Tag events with trace and span IDs from your existing observability stack to link MCPcat events directly to traces in Datadog, Sentry, or any OpenTelemetry-compatible platform.
mcpcat.track(mcpServer, "proj_abc123xyz", {
  eventTags: async (request, extra) => ({
    trace_id: extra?.requestContext?.traceId ?? "none",
    span_id: extra?.requestContext?.spanId ?? "none",
    service: "my-mcp-server",
  }),
});

Tag Validation Rules

Tags are validated client-side before being attached to events. Invalid entries are silently dropped with a warning written to ~/mcpcat.log.
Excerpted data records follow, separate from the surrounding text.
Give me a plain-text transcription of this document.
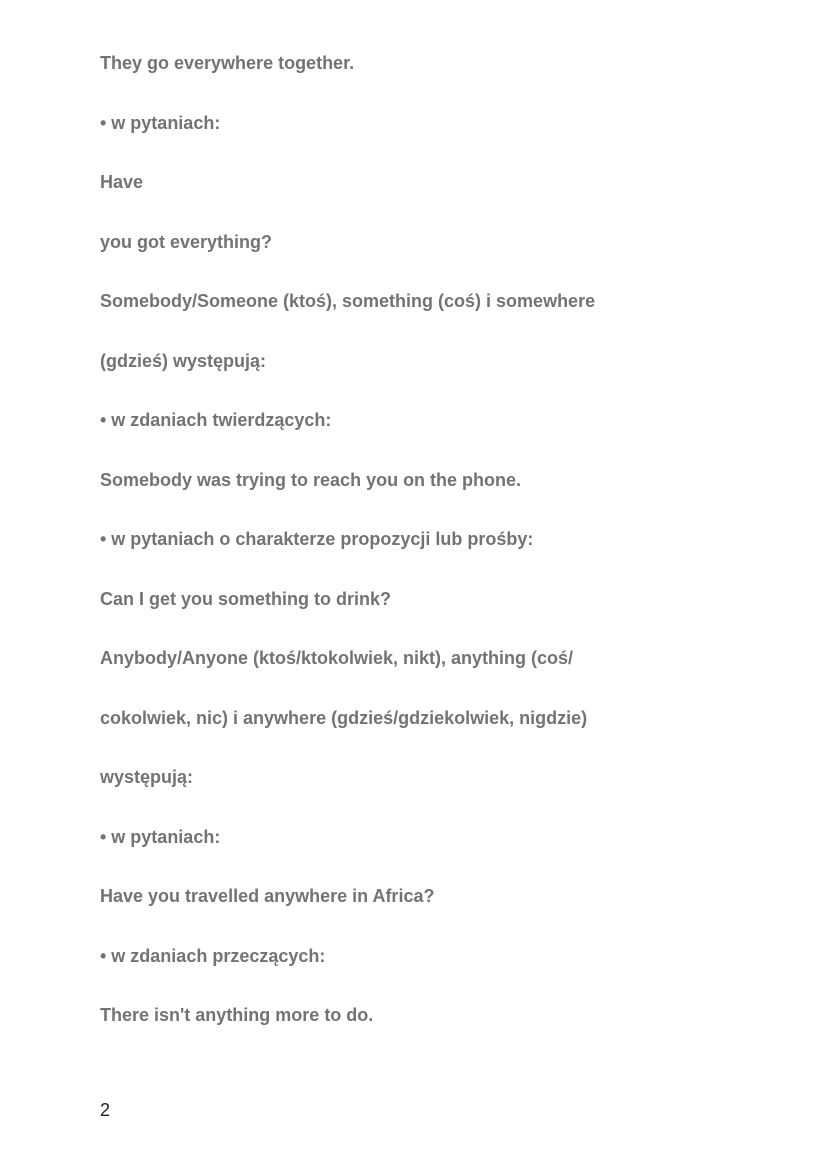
They go everywhere together.

• w pytaniach:

Have

you got everything?

Somebody/Someone (ktoś), something (coś) i somewhere

(gdzieś) występują:

• w zdaniach twierdzących:

Somebody was trying to reach you on the phone.

• w pytaniach o charakterze propozycji lub prośby:

Can I get you something to drink?

Anybody/Anyone (ktoś/ktokolwiek, nikt), anything (coś/

cokolwiek, nic) i anywhere (gdzieś/gdziekolwiek, nigdzie)

występują:

• w pytaniach:

Have you travelled anywhere in Africa?

• w zdaniach przeczących:

There isn't anything more to do.

2
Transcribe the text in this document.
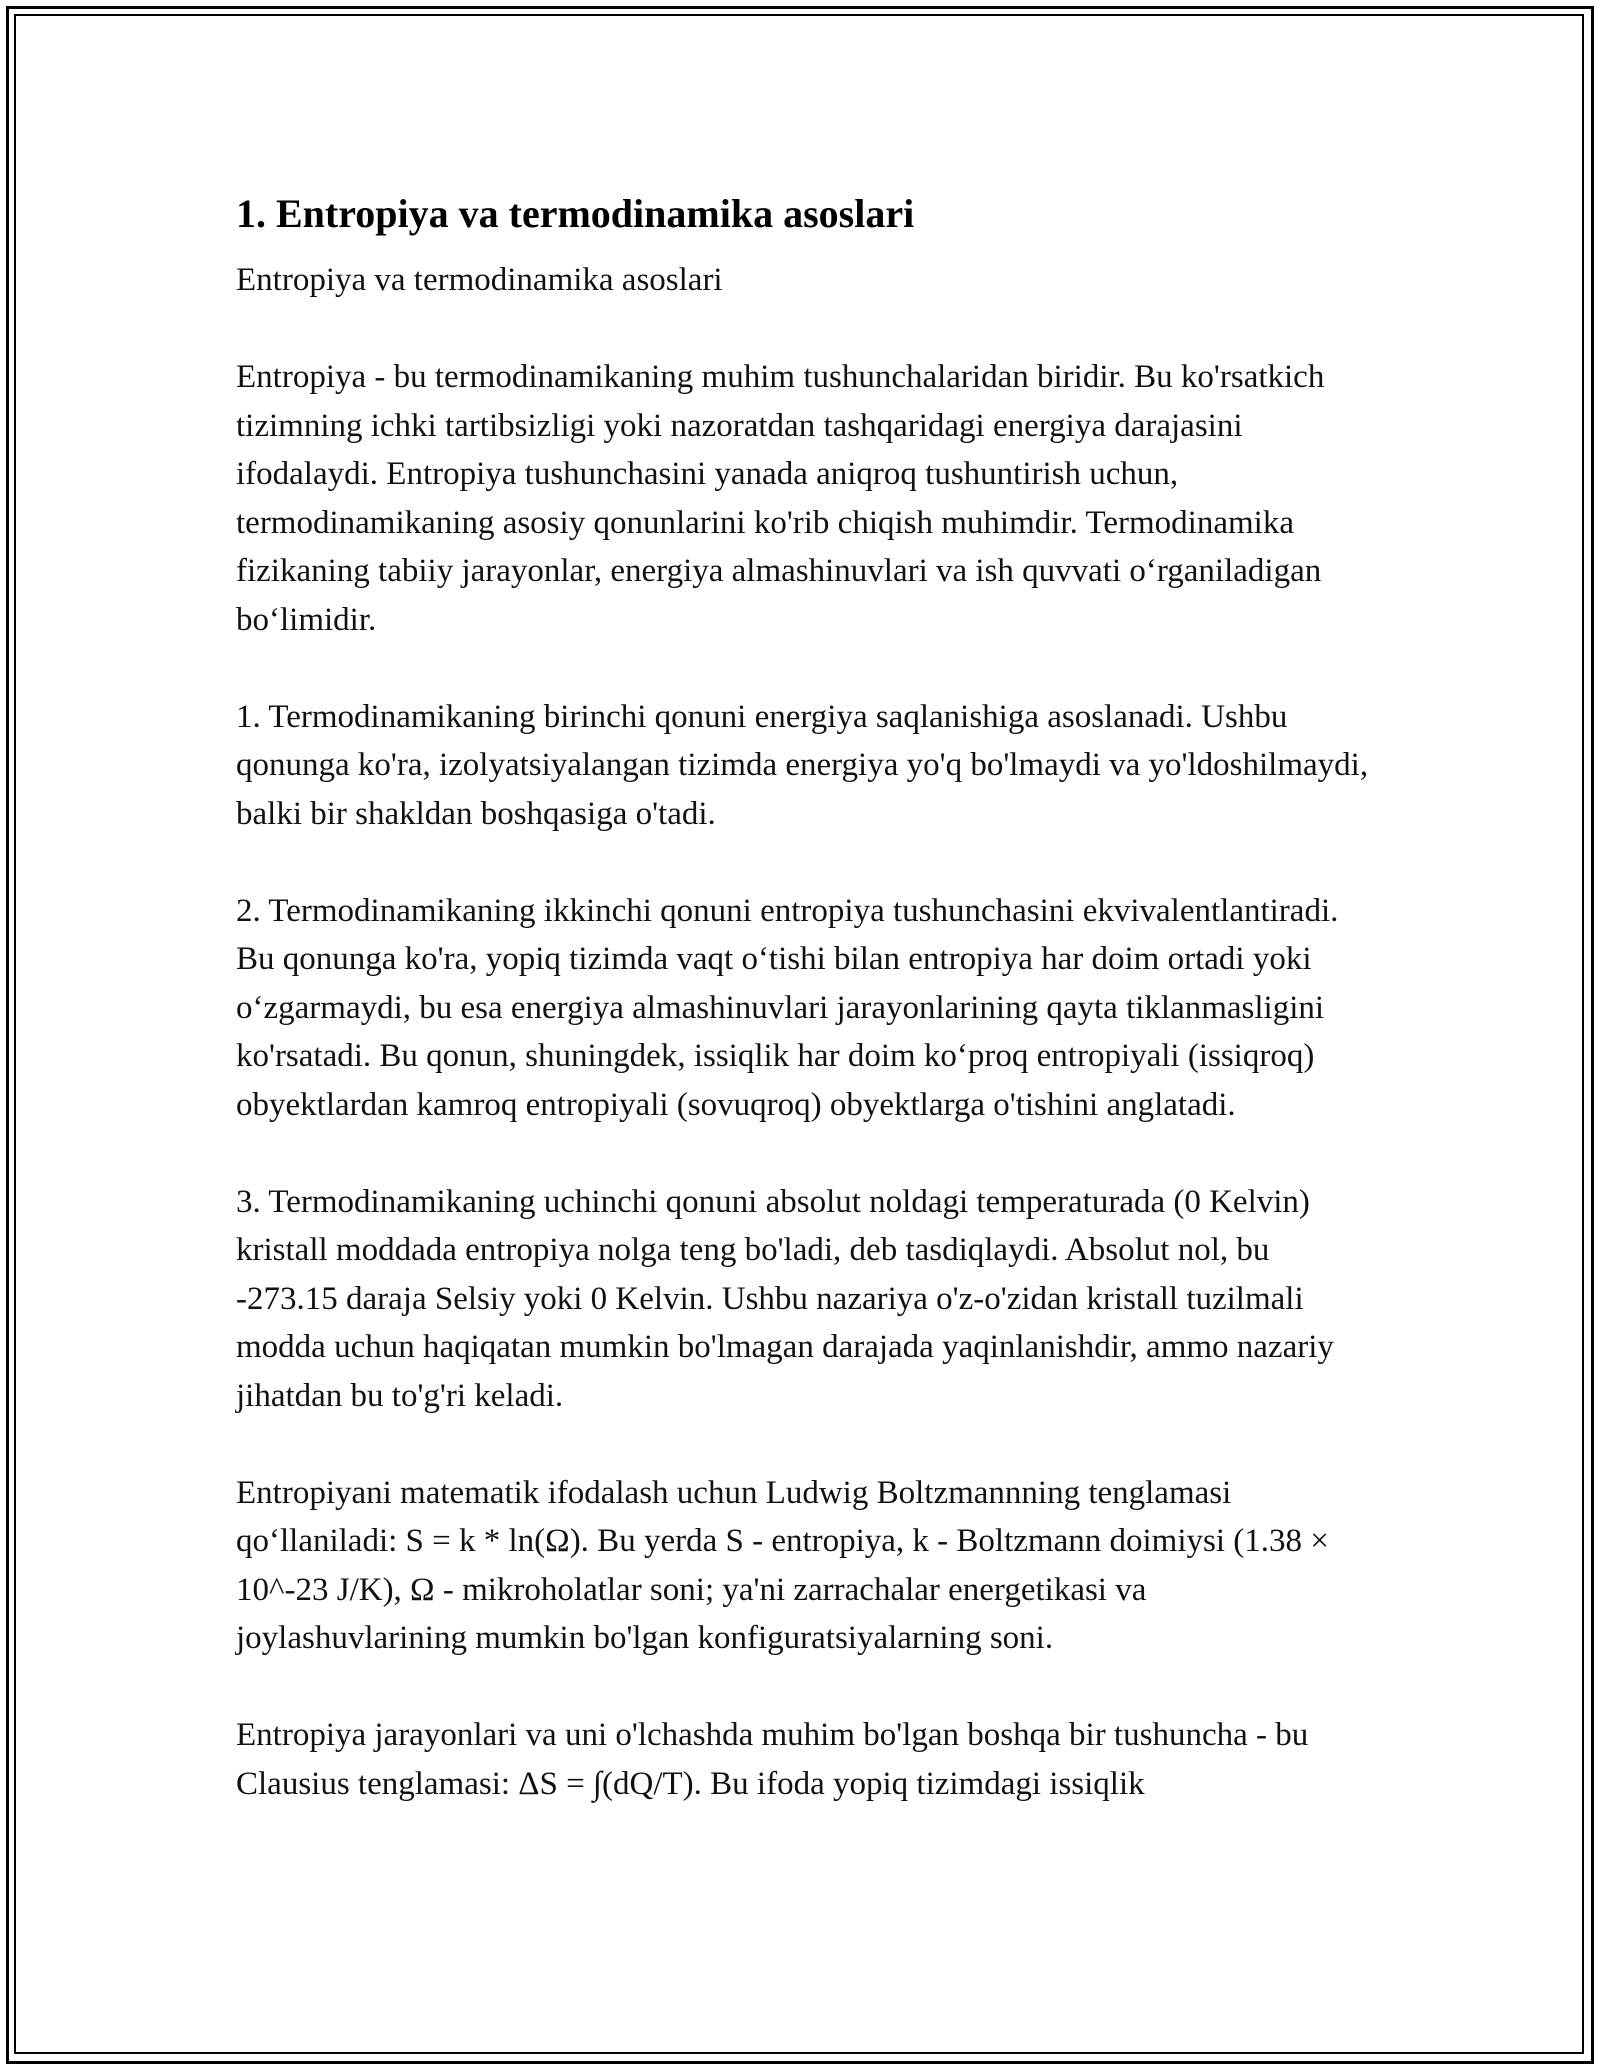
1. Entropiya va termodinamika asoslari

Entropiya va termodinamika asoslari

Entropiya - bu termodinamikaning muhim tushunchalaridan biridir. Bu ko'rsatkich tizimning ichki tartibsizligi yoki nazoratdan tashqaridagi energiya darajasini ifodalaydi. Entropiya tushunchasini yanada aniqroq tushuntirish uchun, termodinamikaning asosiy qonunlarini ko'rib chiqish muhimdir. Termodinamika fizikaning tabiiy jarayonlar, energiya almashinuvlari va ish quvvati o‘rganiladigan bo‘limidir.

1. Termodinamikaning birinchi qonuni energiya saqlanishiga asoslanadi. Ushbu qonunga ko'ra, izolyatsiyalangan tizimda energiya yo'q bo'lmaydi va yo'ldoshilmaydi, balki bir shakldan boshqasiga o'tadi.

2. Termodinamikaning ikkinchi qonuni entropiya tushunchasini ekvivalentlantiradi. Bu qonunga ko'ra, yopiq tizimda vaqt o‘tishi bilan entropiya har doim ortadi yoki o‘zgarmaydi, bu esa energiya almashinuvlari jarayonlarining qayta tiklanmasligini ko'rsatadi. Bu qonun, shuningdek, issiqlik har doim ko‘proq entropiyali (issiqroq) obyektlardan kamroq entropiyali (sovuqroq) obyektlarga o'tishini anglatadi.

3. Termodinamikaning uchinchi qonuni absolut noldagi temperaturada (0 Kelvin) kristall moddada entropiya nolga teng bo'ladi, deb tasdiqlaydi. Absolut nol, bu -273.15 daraja Selsiy yoki 0 Kelvin. Ushbu nazariya o'z-o'zidan kristall tuzilmali modda uchun haqiqatan mumkin bo'lmagan darajada yaqinlanishdir, ammo nazariy jihatdan bu to'g'ri keladi.

Entropiyani matematik ifodalash uchun Ludwig Boltzmannning tenglamasi qo‘llaniladi: S = k * ln(Ω). Bu yerda S - entropiya, k - Boltzmann doimiysi (1.38 × 10^-23 J/K), Ω - mikroholatlar soni; ya'ni zarrachalar energetikasi va joylashuvlarining mumkin bo'lgan konfiguratsiyalarning soni.

Entropiya jarayonlari va uni o'lchashda muhim bo'lgan boshqa bir tushuncha - bu Clausius tenglamasi: ΔS = ∫(dQ/T). Bu ifoda yopiq tizimdagi issiqlik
  • Keys: Must be 32 characters or fewer and match [a-zA-Z0-9_.:\- ] (letters, digits, dots, underscores, colons, hyphens, spaces)
  • Values: Must be strings, 200 characters or fewer, and cannot contain newline characters
  • Max entries: 50 tags per event — entries beyond the limit are dropped
Event properties have no client-side validation constraints — any valid JSON is accepted. Only tags are validated.
Tag validation applies to both eventTags callback results and inline tags on custom events. Invalid entries are dropped, but the event is still sent.